June 28, 2019 / 7:36 AM / 4 months ago

Japan overhauls buyout guidelines to protect minority shareholders

TOKYO (Reuters) - Japan’s trade ministry has overhauled guidelines for mergers and acquisitions to better protect minority shareholders in the case of management buyouts, a reform that comes amid a renewed focus on shareholder rights.

The recommendations, revised for the first time in 12 years, call for an independent committee to be set up by the target company in the case of management buyouts, to assess whether the deal is fair.

“Inevitably there is a conflict of interest between ordinary shareholders and corporate management in a transaction where management buys shares from other shareholders,” the Ministry of Economy, Trade and Industry (METI) said in the guidelines, published on Friday.

“Management can benefit directly by lowering the price it pays to shareholders who are the sellers.”

The independent committee should consist of outside directors as well as experts to review the terms of the transaction, the ministry said.

The guidelines should also apply to transactions where a company with majority control of an affiliate attempts to buy that affiliate, it said.

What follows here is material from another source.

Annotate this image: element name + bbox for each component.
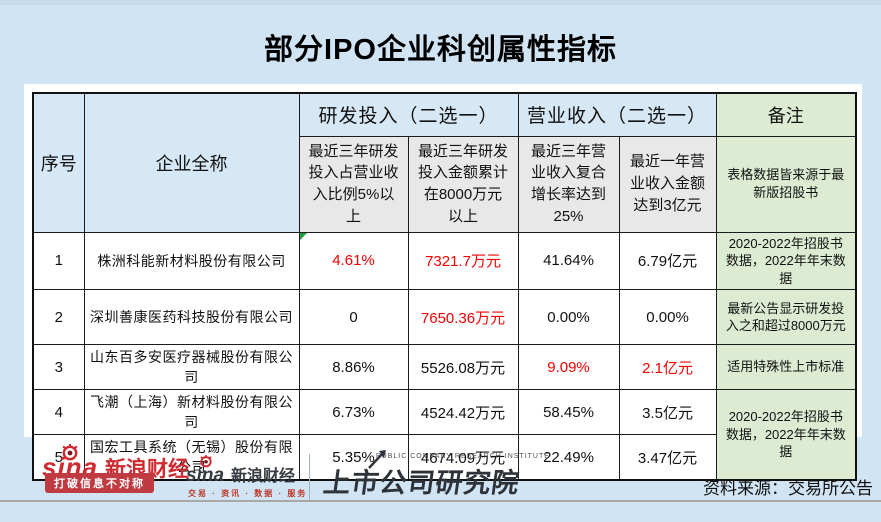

Under the guidelines, minority shareholders will be informed about how the independent committee was formed as well as of its review of the transaction, the ministry said, changes that will make transactions more transparent for minority shareholders.

Minority investors have been becoming more assertive in Japan, complaining about what they see as poor performance as well as returns from cash-hoarding firms, with Prime Minister Shinzo Abe advocating strengthening corporate governance.

But their rights are often ignored, given the longstanding practice of cross-shareholding, where firms hold stakes in each other to cement business ties.

The ministry’s overhaul comes as more Japanese companies are expected to sell down stakes in listed affiliates or allow them to go private.

Overseas investors have called for a reduction in so-called parent and child listings, where large firms have stakes in listed affiliates, sometimes several different listed affiliates.